Large Language Models require substantial computational resources for inference, posing deployment challenges. While dynamic pruning offers superior efficiency over static methods through adaptive circuit selection, it exacerbates alignment degradation by retaining only input-dependent safety-critical circuit preservation across diverse inputs. As a result, addressing these heightened alignment vulnerabilities remains critical. We introduce Alignment-Aware Probe Pruning (AAPP), a dynamic structured pruning method that adaptively preserves alignment-relevant circuits during inference, building upon Probe Pruning. Experiments on LLaMA 2-7B, Qwen2.5-14B-Instruct, and Gemma-3-12B-IT show AAPP improves refusal rates by 50\% at matched compute, enabling efficient yet safety-preserving LLM deployment.

Paper Structure

This paper contains 13 sections, 2 equations, 4 figures, 1 table.

Table of Contents

  1. Introduction
  2. Related Work
  3. Structured Pruning
  4. Alignment Preservation
  5. Methods
  6. Activations and Scoring
  7. Risk-aware gate and channel selection
  8. Experimentation and Results
  9. Refusal Rates at Fixed Prune Ratio
  10. Refusal Rates against Compute (FLOPs per Token)
  11. Alignment Accuracy
  12. Toxicity against Prune Ratio
  13. Conclusion

Figures (4)

  • Figure 1: Refusal rates of LLaMA-2-7B, Qwen-2.5-14B, and Gemma-3-12B models on the WildJailbreak dataset jiang2024wildteaming under pruning ratio $r=0.3$. We compare our Alignment-Aware Probe Pruning (AAPP) against two baselines: Probe Pruning (PP) le2025probepruning and random pruning.
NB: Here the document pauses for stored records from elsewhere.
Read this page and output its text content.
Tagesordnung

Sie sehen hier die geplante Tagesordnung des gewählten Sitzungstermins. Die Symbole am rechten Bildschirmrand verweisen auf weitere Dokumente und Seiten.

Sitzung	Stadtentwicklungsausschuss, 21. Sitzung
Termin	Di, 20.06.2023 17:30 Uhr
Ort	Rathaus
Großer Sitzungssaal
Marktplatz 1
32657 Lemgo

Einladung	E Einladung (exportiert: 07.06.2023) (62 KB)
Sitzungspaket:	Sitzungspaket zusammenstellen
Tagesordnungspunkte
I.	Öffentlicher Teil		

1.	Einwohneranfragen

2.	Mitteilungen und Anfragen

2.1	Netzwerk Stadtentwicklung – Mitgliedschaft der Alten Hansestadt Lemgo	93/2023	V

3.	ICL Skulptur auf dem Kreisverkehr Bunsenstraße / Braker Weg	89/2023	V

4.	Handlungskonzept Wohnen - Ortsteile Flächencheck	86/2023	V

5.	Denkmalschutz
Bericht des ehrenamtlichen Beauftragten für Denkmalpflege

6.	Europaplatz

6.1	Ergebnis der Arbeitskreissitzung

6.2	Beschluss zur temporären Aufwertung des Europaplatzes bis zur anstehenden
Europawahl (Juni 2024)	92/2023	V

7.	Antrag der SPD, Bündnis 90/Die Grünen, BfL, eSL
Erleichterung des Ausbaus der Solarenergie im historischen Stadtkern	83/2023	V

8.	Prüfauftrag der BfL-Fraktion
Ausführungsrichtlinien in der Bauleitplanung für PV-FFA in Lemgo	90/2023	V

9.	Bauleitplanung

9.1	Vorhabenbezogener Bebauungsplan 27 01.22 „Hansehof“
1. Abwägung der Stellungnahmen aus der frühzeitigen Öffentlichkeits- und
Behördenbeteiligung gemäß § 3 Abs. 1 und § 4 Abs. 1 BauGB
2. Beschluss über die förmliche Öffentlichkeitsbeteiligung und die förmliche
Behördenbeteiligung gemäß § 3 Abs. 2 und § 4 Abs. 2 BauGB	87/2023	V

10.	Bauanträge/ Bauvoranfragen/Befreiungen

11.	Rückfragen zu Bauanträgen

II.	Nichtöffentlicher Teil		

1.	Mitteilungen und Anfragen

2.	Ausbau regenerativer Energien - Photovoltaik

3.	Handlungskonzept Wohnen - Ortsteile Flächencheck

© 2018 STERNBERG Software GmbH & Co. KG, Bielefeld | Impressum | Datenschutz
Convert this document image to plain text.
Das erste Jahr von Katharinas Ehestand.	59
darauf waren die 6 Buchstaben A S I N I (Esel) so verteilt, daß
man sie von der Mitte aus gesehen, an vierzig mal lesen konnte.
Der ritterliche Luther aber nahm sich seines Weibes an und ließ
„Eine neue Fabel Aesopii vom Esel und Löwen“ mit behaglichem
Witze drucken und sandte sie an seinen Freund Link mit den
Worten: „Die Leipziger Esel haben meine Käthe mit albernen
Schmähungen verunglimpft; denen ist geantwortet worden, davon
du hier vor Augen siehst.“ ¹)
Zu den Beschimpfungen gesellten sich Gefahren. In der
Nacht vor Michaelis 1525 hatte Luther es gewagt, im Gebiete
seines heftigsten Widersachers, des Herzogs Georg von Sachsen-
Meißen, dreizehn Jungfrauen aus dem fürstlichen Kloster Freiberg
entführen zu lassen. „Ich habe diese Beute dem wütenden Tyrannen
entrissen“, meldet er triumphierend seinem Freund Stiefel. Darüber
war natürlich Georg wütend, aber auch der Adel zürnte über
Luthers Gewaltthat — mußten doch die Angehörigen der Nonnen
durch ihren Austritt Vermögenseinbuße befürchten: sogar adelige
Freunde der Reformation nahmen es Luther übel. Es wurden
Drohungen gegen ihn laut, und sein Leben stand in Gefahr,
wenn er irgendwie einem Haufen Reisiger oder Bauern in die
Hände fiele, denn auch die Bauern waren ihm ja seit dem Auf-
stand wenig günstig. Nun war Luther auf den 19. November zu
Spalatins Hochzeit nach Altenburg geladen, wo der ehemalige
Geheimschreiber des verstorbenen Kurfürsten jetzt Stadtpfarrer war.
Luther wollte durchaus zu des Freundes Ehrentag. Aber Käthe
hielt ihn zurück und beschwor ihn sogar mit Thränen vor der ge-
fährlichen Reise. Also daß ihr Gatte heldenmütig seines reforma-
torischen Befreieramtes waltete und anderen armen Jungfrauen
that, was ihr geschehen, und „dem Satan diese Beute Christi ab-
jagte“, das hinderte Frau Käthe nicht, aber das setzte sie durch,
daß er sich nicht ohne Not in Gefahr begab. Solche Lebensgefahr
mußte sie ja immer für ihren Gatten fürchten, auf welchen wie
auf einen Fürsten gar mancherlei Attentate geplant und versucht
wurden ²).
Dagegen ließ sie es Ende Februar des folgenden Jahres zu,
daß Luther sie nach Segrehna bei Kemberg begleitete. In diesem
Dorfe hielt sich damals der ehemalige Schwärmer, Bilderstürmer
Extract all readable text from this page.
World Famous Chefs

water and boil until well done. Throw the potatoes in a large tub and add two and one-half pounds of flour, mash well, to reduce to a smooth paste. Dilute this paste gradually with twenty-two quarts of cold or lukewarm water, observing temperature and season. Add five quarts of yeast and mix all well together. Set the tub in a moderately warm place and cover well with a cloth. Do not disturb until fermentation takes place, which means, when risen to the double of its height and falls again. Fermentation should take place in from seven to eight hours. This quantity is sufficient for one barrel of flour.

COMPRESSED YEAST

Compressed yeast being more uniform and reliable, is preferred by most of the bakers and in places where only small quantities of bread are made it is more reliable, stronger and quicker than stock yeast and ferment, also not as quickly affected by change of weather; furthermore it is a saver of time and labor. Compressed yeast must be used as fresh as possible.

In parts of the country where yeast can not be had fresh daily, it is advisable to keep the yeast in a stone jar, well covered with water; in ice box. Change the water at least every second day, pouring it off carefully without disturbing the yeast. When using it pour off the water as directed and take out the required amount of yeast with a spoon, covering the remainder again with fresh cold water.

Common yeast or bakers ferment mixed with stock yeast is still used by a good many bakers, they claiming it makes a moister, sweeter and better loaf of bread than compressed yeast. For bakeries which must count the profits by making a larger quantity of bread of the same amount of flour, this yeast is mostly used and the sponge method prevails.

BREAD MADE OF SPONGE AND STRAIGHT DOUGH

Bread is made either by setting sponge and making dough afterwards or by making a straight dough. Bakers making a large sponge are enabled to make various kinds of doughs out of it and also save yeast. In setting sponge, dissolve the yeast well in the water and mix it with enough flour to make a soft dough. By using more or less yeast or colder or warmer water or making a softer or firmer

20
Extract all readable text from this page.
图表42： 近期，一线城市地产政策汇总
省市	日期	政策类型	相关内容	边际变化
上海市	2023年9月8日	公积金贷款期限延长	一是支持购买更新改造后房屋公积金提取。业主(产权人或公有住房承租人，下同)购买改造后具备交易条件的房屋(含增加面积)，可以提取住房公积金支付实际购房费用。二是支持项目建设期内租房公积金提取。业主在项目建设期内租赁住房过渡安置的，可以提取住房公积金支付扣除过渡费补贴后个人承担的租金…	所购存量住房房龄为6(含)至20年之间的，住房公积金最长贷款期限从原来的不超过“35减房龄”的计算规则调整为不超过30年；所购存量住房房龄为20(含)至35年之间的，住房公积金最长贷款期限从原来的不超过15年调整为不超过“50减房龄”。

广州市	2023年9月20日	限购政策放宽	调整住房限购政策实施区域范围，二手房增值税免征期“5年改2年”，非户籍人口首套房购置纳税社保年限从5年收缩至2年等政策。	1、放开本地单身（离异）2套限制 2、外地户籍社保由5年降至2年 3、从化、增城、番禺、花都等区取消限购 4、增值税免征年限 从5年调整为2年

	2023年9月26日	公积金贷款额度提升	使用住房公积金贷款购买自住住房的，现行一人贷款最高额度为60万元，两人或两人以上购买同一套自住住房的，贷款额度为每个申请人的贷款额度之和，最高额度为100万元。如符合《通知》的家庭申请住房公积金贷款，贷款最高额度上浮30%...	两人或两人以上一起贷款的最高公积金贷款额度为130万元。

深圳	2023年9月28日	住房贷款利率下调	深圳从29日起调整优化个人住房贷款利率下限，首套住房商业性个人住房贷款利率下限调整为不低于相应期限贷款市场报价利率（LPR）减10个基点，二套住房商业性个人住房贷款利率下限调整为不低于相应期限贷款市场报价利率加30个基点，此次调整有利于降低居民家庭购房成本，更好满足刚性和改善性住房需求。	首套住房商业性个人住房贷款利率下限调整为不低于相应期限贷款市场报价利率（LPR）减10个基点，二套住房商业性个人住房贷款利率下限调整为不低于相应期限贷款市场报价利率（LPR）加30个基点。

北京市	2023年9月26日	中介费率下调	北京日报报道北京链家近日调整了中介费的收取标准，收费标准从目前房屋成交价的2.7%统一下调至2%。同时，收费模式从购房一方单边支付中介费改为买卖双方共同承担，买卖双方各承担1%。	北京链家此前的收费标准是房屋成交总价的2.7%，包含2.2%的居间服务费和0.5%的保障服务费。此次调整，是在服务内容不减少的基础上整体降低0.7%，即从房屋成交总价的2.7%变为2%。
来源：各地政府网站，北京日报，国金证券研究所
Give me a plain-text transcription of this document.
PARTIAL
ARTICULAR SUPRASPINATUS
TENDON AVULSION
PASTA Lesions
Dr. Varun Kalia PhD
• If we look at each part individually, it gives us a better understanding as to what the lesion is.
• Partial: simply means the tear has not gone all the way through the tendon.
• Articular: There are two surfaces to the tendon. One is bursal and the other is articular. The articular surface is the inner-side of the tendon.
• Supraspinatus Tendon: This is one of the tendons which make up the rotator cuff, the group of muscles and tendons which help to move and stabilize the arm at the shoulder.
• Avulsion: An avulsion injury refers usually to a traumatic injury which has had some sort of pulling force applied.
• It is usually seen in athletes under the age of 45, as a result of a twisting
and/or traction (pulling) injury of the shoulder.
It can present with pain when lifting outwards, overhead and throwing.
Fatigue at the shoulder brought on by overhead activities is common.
Across all three models, AAPP consistently achieves higher refusal rates, demonstrating that preserving alignment-critical circuits upon the detection of adversarial prompts improves safety behavior under pruning.
  • Figure 2: Alignment-Aware Probe Pruning (PP) is executed in five stages: (1) From the layer-normalized hidden states, pick tokens based on residual-importance and build a small probe. (2) Run the probe a few layers ahead to produce probing states (3a) A KL Gate compares them to historical states from safe and harmful prompts and fires when closer to harmful, ensuring the preservation of alignment-critical structures. If the gate does not fire, the probe states are just fused with the general historical states (4) Using the integrated states to calculate the pruning metric le2025probepruning, prune low-score channels. (5) Perform full inference on the remaining weights.
  • Figure 3: Refusal rate vs compute (GFLOPs/token) across models. AAPP consistently achieves higher refusal rates at lower compute costs than standard PP, demonstrating improved alignment–efficiency trade-offs.
  • Figure 4: Toxicity vs prune ratio across models. AAPP consistently preserves lower toxicity and safer outputs under pruning, outperforming PP across both Llama-2-7B-chat and Qwen2.5-14B-Instruct.